Josh escribe con una naturalidad envidiable, como si enhebrar estribillos, ese arte por el que suspiran millones de músicos, fuera tarea fácil

Acostumbrados a escucharle tantas grandes canciones, hemos llegado a pensar que el de Josh Rouse es un oficio sencillo. Aquel chico ensoñador y tímido de Nebraska que emigró a nuestro cálido Mediterráneo acumula ya una docena de álbumes y algunos destellos plateados en las sienes, pero no se cansa de engrosar el catálogo con páginas apreciables. Las del reciente The Embers of Time, que el jueves presentó en una sala Costello entregada, no prenden en la memoria con el vigor de The Happiness Waltz (2013). Pero sería absurdo renegar de Too Many Things on My Mind, con aromas de clásico californiano en los años setenta, o de ese Crystal Falls donde nuestro hombre del sombrero se transforma en un Dylan indie y expansivo.

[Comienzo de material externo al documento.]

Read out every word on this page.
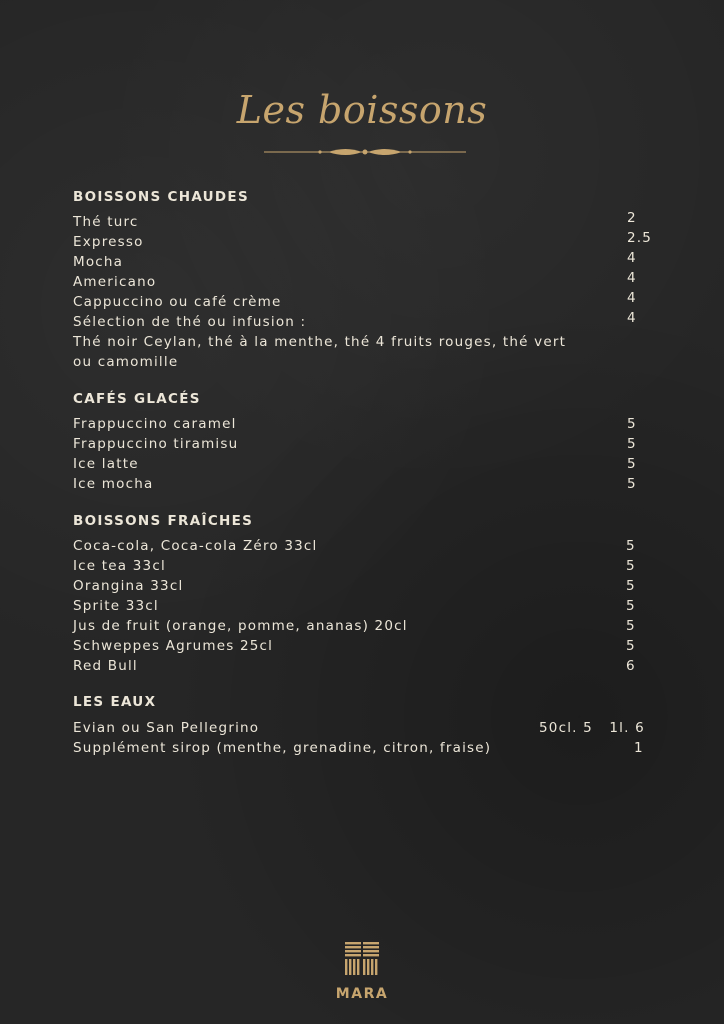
Les boissons
BOISSONS CHAUDES
Thé turc	2
Expresso	2.5
Mocha	4
Americano	4
Cappuccino ou café crème	4
Sélection de thé ou infusion :	4
Thé noir Ceylan, thé à la menthe, thé 4 fruits rouges, thé vert
ou camomille
CAFÉS GLACÉS
Frappuccino caramel	5
Frappuccino tiramisu	5
Ice latte	5
Ice mocha	5
BOISSONS FRAÎCHES
Coca-cola, Coca-cola Zéro 33cl	5
Ice tea 33cl	5
Orangina 33cl	5
Sprite 33cl	5
Jus de fruit (orange, pomme, ananas) 20cl	5
Schweppes Agrumes 25cl	5
Red Bull	6
LES EAUX
Evian ou San Pellegrino	50cl. 5   1l. 6
Supplément sirop (menthe, grenadine, citron, fraise)	1
MARA
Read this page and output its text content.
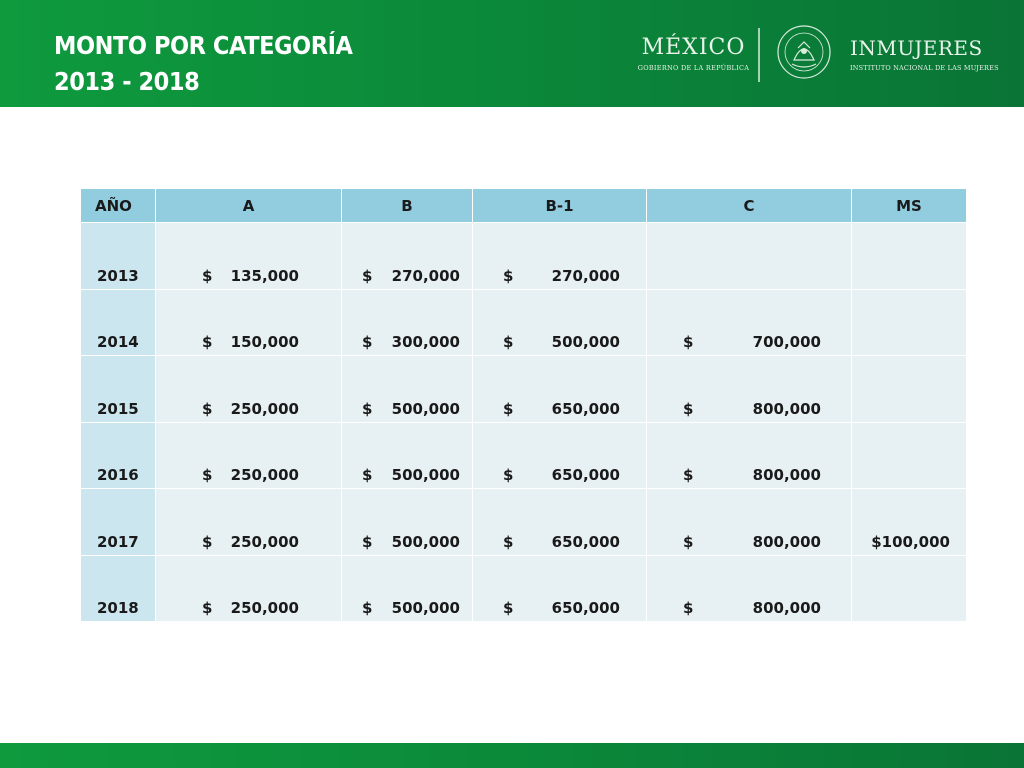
MONTO POR CATEGORÍA
2013 - 2018
MÉXICO
GOBIERNO DE LA REPÚBLICA
INMUJERES
INSTITUTO NACIONAL DE LAS MUJERES
AÑO	A	B	B-1	C	MS
2013	$ 135,000	$ 270,000	$ 270,000		

2014	$ 150,000	$ 300,000	$ 500,000	$ 700,000	

2015	$ 250,000	$ 500,000	$ 650,000	$ 800,000	

2016	$ 250,000	$ 500,000	$ 650,000	$ 800,000	

2017	$ 250,000	$ 500,000	$ 650,000	$ 800,000	$100,000
2018	$ 250,000	$ 500,000	$ 650,000	$ 800,000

Rouse acaso cargue con la losa de dos discos inalcanzables, Nashville y 1972, y el descrédito de alguna concesión desafortunada a su plácida vida levantina. Todo ello es tan cierto como que pocos autores pueden engarzar melodías soleadas, desarrollos ocurrentes y referencias melómanas con tanta espontaneidad y exquisitez. A Lot Like Magic es un salvoconducto para la felicidad, I Will Live on Islands supera en tres minutos cualquier logro de Johnny Clegg y Comeback apela a un soul casi vacilón para convertirse en adictiva.

Josh escribe con una naturalidad envidiable, como si enhebrar estribillos, ese arte por el que suspiran millones de músicos, fuera tarea fácil. Y quizás él mismo, sonriente y pudoroso, sea uno de los primeros en no concederse demasiada importancia, en ejercer como un artesano de la cotidianeidad. Pero hay muchas horas de vuelo en esas endiabladas líneas de bajo con las que Cayo Bellveser, uno de sus dos acompañantes peninsulares, se gana el jornal. O en la muy original Oh, Look What The Sun Did, que sonó fuera de programa por sugerencia de una admiradora.